UCL School of Management

Research seminar

Arash Asadpour, Lyft


Tuesday, 19 November 2019
15:00 – 16:30
Research Group
Operations and Technology

UCL School of Management is delighted to welcome Arash Asadpour, Lyft, to host a research seminar discussing ‘Minimum Wage Regulation and the Stability of Marketplaces’ and ‘Escrow Payments: A Smoother Driver Pay Mechanism’

Abstract - ‘Minimum Wage Regulation and the Stability of Marketplaces’ 

Concerns about the welfare of sharing economy workers are motivating many localities to consider imposing minimum wage rules on such work. In particular, New York City enacted in 2019 a new minimum wage rule that applies to the four largest ridesharing companies in the city. This new regulation is unique in that it takes into account worker utilization in order to account for worker idle time. We analyze a potential instability that can arise under this regulation, where stability is defined as the ability of platforms to eventually earn non-negative profits while maintaining bounded wages and the current flexible (free-entry) work model. We identify conditions under which a utilization-based minimum wage causes instability and provide a precise characterization of the maximum hourly earnings that can be sustained in a stable marketplace given supply and demand curves. We also calibrate our model using elasticity estimates from the literature. Affected ridesharing companies are likely to implement driver entry restrictions into their marketplaces to avoid negative profits in response to such laws. (Joint work with Ilan Lobel and Garrett van Ryzin)
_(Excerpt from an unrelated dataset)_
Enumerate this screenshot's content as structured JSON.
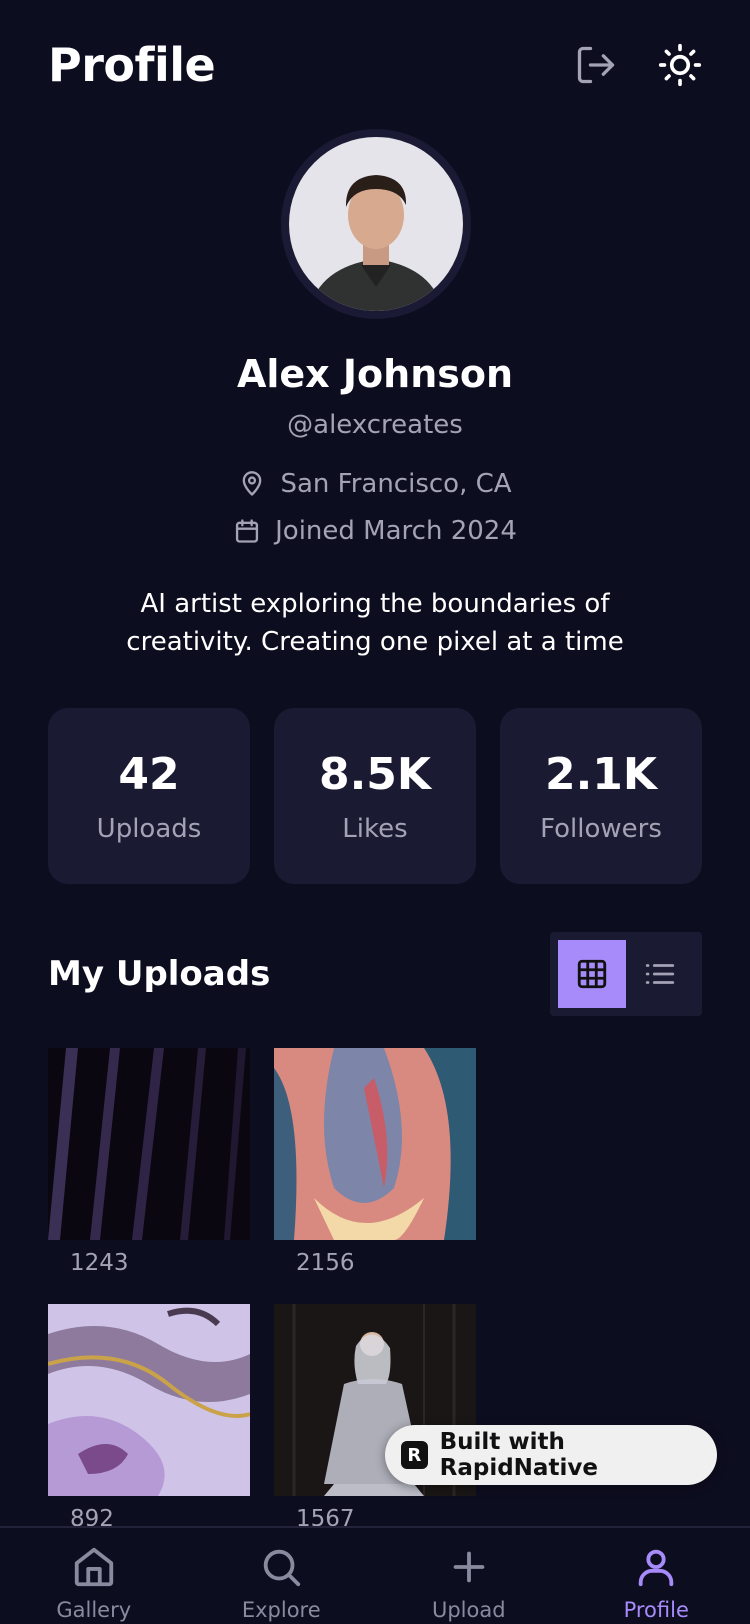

Abstract - ‘Escrow Payments: A Smoother Driver Pay Mechanism’
Dynamic pricing is a frequently used tool to match supply and demand in the gig economy. The comparatively fast-paced dynamics of supply and demand have also led to dynamic pricing featuring prominently in the recent operations research literature. In practice, ridesharing platforms like Lyft and Uber no longer employ the strictly proportional commission. Further, beyond the driver’s expected pay, the volatility in prices affects drivers’ decision-making. We discuss a mechanism to smooth the driver’s dynamic pay and analyze its properties in a stylized stochastic setting. We demonstrate both numerically and analytically the characteristics of the mechanism and discuss its potential benefits. (Join work with Daniel Freund and Garrett van Ryzin.)